THE CRIME ITSELF could have happened in any bureau of the government, the juxtaposition of money and men always a chancy thing. That it happened within the Signal Corps, however, gave it an incendiary power beyond expectation. It had the effect of undamming a reservoir of complaint.
The corps had grown accustomed to controversy ever since Congress designated it the mother agency for the nation’s first weather service. “Meteorology has ever been an apple of contention,” wrote Joseph Henry, the first director of the Smithsonian, “as if the violent commotions of the atmosphere induced a sympathetic effect on the minds of those who have attempted to study them.” Some critics argued men should not try to predict the weather, because it was God’s province; others that men could not predict the weather, because men were incompetent.
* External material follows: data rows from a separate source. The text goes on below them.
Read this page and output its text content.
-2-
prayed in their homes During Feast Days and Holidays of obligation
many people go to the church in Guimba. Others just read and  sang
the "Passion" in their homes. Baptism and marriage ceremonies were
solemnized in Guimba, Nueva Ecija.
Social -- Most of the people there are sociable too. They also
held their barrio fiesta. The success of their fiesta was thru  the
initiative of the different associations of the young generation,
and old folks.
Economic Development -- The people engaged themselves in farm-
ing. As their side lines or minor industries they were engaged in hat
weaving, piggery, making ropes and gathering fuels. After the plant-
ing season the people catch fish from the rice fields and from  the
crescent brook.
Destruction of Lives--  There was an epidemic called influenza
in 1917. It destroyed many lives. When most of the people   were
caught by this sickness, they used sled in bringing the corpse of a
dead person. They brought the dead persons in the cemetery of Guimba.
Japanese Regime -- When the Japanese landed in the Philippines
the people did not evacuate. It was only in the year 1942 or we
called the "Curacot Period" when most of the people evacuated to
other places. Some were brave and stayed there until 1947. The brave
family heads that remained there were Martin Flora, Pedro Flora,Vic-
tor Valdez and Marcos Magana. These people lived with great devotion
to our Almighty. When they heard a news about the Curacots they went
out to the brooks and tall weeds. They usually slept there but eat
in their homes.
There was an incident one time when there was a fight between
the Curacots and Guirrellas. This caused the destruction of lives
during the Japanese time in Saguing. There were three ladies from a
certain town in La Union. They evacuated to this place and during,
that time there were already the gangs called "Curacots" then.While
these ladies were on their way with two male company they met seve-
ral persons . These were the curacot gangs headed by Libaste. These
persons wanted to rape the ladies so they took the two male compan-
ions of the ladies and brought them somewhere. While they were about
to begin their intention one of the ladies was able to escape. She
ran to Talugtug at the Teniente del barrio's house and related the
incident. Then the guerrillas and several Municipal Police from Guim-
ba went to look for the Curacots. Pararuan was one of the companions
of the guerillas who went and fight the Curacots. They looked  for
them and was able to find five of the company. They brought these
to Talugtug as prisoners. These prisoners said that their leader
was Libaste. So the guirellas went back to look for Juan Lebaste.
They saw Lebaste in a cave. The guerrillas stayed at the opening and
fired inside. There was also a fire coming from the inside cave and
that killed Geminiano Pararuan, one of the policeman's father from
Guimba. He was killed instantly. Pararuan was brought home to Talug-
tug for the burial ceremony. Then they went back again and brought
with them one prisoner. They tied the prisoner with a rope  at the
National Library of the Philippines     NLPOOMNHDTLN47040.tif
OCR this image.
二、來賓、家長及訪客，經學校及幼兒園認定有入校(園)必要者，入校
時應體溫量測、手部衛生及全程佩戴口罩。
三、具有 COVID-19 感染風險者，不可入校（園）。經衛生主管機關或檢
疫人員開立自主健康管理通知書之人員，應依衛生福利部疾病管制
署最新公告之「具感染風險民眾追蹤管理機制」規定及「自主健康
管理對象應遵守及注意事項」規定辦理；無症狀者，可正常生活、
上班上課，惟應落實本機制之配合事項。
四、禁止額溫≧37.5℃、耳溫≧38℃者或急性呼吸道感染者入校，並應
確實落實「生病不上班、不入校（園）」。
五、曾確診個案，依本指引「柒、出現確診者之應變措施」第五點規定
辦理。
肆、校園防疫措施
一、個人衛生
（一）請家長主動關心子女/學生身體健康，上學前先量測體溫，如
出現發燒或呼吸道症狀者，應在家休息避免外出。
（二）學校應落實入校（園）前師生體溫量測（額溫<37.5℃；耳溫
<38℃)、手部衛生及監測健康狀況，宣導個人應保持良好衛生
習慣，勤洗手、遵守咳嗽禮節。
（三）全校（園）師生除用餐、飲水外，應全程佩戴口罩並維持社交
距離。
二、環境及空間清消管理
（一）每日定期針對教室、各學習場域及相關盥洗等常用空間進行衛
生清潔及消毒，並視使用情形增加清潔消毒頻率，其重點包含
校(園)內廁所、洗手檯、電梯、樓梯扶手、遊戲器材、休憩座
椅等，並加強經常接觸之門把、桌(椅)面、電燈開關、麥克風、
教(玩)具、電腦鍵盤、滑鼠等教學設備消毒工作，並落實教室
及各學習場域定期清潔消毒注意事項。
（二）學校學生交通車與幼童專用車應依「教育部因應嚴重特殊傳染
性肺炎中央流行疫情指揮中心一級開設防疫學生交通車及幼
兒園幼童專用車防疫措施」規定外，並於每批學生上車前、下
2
Mark Twain, merciless as always, parodied the government’s efforts: “Probable northeast to southwest winds, varying to the southward and westward and eastward, and points between, high and low barometer swapping around from place to place, probably areas of rain, snow, hail, and drought, succeeded or preceded by earthquakes, with thunder and lightning.”
But this new controversy was different. In 1881, police arrested Capt. Henry W. Howgate, chief financial manager of the Signal Corps, for embezzling nearly a quarter million dollars, this in an age when dinner at a nice restaurant cost thirty-five cents. He was arrested, convicted, and jailed. In the spring of 1882 prison authorities allowed Howgate to go home under guard to see his daughter, who was then visiting from Vassar. He escaped and was still at large when Isaac arrived in Washington.
For the weather service’s critics, the Howgate scandal was the last straw. Secretary of War Robert T. Lincoln launched an investigation of the Signal Corps with particular emphasis on the service. He found it had few financial controls, a very limited pool of experienced forecasters, and a training academy—Fort Myer—that spent a lot more time putting men through cavalry drills than teaching them to forecast the weather. General of the Army P. H. Sheridan, around whom the aura of Civil War heroism still glowed bright, declared Fort Myer a waste of money. The all-important Chicago Board of Trade filed a formal petition with Congress demanding reform. Complaints also rose from within the Signal Corps itself, where some veteran military officers, among them a Major H. H. C. Dunwoody, opposed a push by General Hazen to conduct primary research into the causes and character of weather. Dunwoody objected in particular to Hazen’s hiring of civilian scientists like Cleveland Abbe, easily the most prominent practicing meteorologist of the nineteenth century. The assault got personal when a Pennsylvania congressman accused General Hazen of cowardice in the Battle of Shiloh.